If the U.S. adopts these price controls, American-made lifesaving drugs might not be accessible to European patients who currently depend on them.

Historically, Europe was a hub for pharmaceutical innovation until the 1980s when it adopted socialist pricing strategies. This shift led to a swift decline in drug development; European pharmaceutical companies relocated to the U.S. for a more favorable environment.

The outcomes are telling. Since 2014, about 600 new drugs have received approval in the U.S., many representing first-time breakthroughs. The U.S. is now at the forefront of medicinal innovations, which not only provides Americans with early access to state-of-the-art treatments but also supports over 5 million jobs across 1,500 research and manufacturing sites.

Biden’s and his allies’ push for European-style price controls threatens this success. Even more concerning is that these policies could allow China to outpace the U.S. in pharmaceutical innovation, risking jobs and economic stability.

Supporters of these price controls contribute to uncertainty, while the Chinese Communist Party (CCP) is rapidly advancing. Currently, 30% of global drug trials are conducted by Chinese firms, and that number is nearing 35% in the U.S. Chinese investment in research and development has surged, increasing by 2,600% from 2000 to 2021.

Chinese startups, backed by the CCP, are increasingly sidelining American biotech firms. By 2024, nearly one-third of innovative drugs licensed by multinational companies could be sourced from China.

This shift isn’t random. The CCP is keenly focused on establishing its own robust pharmaceutical sector, with intentions that could harm American companies. If they create a steady pipeline for new drugs, the U.S. may eventually find itself dependent on Chinese medical devices, as witnessed during the COVID pandemic, raising safety concerns.

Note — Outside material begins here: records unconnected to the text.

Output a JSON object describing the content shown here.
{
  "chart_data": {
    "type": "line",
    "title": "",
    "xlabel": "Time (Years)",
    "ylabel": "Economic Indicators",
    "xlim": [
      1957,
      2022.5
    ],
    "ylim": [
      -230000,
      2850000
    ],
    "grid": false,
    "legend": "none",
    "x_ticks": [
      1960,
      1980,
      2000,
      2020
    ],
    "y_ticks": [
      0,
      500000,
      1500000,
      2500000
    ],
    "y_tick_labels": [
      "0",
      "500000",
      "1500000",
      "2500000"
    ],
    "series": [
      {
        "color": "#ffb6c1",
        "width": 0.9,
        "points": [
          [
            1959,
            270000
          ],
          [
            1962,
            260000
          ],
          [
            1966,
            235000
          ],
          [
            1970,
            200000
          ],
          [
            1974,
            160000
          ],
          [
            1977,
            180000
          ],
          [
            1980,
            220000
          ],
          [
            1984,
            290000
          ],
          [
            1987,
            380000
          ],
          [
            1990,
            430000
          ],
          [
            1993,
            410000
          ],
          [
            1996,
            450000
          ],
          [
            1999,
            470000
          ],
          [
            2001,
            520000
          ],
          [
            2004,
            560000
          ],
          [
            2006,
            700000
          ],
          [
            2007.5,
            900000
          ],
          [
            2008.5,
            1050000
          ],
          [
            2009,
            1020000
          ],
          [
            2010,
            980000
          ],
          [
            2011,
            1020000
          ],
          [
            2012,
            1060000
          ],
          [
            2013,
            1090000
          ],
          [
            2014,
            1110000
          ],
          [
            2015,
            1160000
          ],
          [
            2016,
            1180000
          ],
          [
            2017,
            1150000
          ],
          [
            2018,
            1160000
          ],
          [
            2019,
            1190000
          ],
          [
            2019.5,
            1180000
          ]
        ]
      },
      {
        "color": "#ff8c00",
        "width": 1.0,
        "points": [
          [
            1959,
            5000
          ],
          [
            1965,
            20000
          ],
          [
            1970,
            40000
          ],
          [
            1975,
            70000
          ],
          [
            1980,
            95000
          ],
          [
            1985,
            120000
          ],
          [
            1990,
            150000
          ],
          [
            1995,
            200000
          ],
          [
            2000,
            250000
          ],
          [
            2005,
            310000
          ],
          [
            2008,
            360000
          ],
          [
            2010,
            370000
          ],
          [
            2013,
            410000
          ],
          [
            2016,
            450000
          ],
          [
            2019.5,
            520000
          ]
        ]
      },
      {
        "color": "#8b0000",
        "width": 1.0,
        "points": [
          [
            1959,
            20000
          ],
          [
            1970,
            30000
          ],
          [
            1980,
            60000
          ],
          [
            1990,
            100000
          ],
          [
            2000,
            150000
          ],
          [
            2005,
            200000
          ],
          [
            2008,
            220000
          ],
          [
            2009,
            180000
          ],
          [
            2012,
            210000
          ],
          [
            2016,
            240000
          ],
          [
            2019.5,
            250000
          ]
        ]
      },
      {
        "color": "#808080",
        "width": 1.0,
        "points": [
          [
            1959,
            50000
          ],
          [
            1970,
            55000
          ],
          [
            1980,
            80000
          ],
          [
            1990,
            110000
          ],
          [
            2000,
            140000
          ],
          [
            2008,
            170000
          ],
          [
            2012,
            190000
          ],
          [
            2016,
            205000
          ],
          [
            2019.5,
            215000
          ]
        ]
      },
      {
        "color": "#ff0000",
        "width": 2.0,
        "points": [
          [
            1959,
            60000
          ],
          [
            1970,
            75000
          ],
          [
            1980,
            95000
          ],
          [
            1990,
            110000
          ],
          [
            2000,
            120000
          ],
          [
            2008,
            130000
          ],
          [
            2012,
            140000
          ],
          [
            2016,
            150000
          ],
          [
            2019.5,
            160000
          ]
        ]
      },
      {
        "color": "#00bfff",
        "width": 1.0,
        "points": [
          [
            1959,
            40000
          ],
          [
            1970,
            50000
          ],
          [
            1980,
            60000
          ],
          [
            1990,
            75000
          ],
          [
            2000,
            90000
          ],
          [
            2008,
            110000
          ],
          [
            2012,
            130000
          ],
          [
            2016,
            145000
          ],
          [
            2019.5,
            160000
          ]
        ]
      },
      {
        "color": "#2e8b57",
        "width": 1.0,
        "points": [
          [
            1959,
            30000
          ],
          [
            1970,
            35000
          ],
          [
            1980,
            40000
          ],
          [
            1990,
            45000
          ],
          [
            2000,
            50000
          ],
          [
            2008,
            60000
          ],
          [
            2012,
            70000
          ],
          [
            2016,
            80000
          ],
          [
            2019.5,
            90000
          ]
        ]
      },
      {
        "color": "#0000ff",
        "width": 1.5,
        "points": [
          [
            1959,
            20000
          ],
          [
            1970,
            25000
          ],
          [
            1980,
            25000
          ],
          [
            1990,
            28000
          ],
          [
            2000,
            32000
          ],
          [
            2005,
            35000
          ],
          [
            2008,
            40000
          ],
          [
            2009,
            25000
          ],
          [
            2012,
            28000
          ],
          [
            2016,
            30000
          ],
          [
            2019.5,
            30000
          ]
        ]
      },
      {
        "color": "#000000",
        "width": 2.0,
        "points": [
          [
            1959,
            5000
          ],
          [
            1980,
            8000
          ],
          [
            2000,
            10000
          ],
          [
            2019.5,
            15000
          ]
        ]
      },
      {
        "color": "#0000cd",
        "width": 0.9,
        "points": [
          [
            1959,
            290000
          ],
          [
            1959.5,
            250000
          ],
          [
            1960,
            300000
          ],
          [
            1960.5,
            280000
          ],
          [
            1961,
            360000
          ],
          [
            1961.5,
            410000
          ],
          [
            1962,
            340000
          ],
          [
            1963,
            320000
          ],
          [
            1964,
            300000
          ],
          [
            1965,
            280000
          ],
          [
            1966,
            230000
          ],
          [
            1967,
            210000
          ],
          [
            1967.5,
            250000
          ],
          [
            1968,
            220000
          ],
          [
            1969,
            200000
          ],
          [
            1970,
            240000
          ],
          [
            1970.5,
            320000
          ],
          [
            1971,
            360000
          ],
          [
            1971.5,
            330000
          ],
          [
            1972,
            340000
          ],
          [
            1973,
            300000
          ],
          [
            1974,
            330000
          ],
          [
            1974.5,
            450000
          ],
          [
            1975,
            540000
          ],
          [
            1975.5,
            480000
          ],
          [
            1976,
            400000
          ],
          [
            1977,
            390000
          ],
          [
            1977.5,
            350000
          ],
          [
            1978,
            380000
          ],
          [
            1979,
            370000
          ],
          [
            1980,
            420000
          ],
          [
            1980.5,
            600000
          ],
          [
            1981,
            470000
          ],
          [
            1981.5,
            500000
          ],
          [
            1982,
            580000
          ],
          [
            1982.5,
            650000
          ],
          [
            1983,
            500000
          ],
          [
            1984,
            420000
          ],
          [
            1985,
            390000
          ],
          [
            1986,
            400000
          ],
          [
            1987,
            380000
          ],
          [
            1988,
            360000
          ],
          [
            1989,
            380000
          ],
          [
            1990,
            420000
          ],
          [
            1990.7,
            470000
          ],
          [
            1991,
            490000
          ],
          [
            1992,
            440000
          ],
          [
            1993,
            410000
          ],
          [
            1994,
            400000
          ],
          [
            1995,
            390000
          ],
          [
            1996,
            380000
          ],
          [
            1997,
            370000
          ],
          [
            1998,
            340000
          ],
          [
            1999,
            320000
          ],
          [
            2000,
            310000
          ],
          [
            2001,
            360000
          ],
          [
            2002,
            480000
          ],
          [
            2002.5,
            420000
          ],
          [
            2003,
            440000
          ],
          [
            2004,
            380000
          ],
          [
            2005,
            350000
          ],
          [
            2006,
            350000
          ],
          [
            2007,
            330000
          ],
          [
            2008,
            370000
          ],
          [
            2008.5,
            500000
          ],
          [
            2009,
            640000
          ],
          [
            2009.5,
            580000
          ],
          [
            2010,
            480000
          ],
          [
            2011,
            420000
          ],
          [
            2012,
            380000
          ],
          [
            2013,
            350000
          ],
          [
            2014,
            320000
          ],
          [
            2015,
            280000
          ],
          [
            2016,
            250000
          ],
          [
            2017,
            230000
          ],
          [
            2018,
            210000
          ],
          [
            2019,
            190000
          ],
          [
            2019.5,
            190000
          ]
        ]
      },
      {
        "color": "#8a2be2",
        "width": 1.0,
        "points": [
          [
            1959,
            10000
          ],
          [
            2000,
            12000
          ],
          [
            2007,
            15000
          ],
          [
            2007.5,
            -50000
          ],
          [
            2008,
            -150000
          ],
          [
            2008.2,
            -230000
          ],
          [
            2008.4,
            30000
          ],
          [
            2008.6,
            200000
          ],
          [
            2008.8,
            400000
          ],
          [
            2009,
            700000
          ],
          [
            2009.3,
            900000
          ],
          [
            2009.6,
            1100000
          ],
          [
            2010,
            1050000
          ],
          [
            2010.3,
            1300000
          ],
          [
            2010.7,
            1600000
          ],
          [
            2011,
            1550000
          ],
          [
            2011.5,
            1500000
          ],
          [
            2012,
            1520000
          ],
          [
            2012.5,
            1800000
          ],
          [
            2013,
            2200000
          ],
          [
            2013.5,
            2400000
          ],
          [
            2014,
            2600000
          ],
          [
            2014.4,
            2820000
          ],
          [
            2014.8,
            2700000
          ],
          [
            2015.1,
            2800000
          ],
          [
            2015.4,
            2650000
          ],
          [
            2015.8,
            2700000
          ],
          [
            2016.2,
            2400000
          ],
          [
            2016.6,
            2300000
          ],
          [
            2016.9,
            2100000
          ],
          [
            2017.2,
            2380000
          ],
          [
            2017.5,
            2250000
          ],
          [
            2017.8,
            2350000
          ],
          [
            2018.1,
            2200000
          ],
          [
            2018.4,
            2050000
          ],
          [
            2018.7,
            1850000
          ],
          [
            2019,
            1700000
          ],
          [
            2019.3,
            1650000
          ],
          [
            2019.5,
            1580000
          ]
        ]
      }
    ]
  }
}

President Trump has recognized these issues and strives to maintain America’s leadership in national security and drug development. His administration could renegotiate trade agreements to require that European nations pay fair market prices for drugs. The U.S. is responsible for a vast majority of new medicines globally; however, an $117 billion trade deficit in pharmaceuticals exists, largely owing to European price controls. Trump aims to address this imbalance by halting Europe’s exploitation of American innovation.

With opportunities to lower drug costs and combat diseases like cancer, Alzheimer’s, and diabetes, Trump promotes health initiatives focused on prevention and screening. He aims to dismantle the intermediaries in insurance and hospital systems that inflate drug prices and to foster an environment conducive to developing new treatments.

Adopting Biden’s flawed model of imposing European-style price controls is a recipe for disaster, risking the U.S.’s standing as a leader in medical innovation. Fortunately, Trump understands the stakes involved.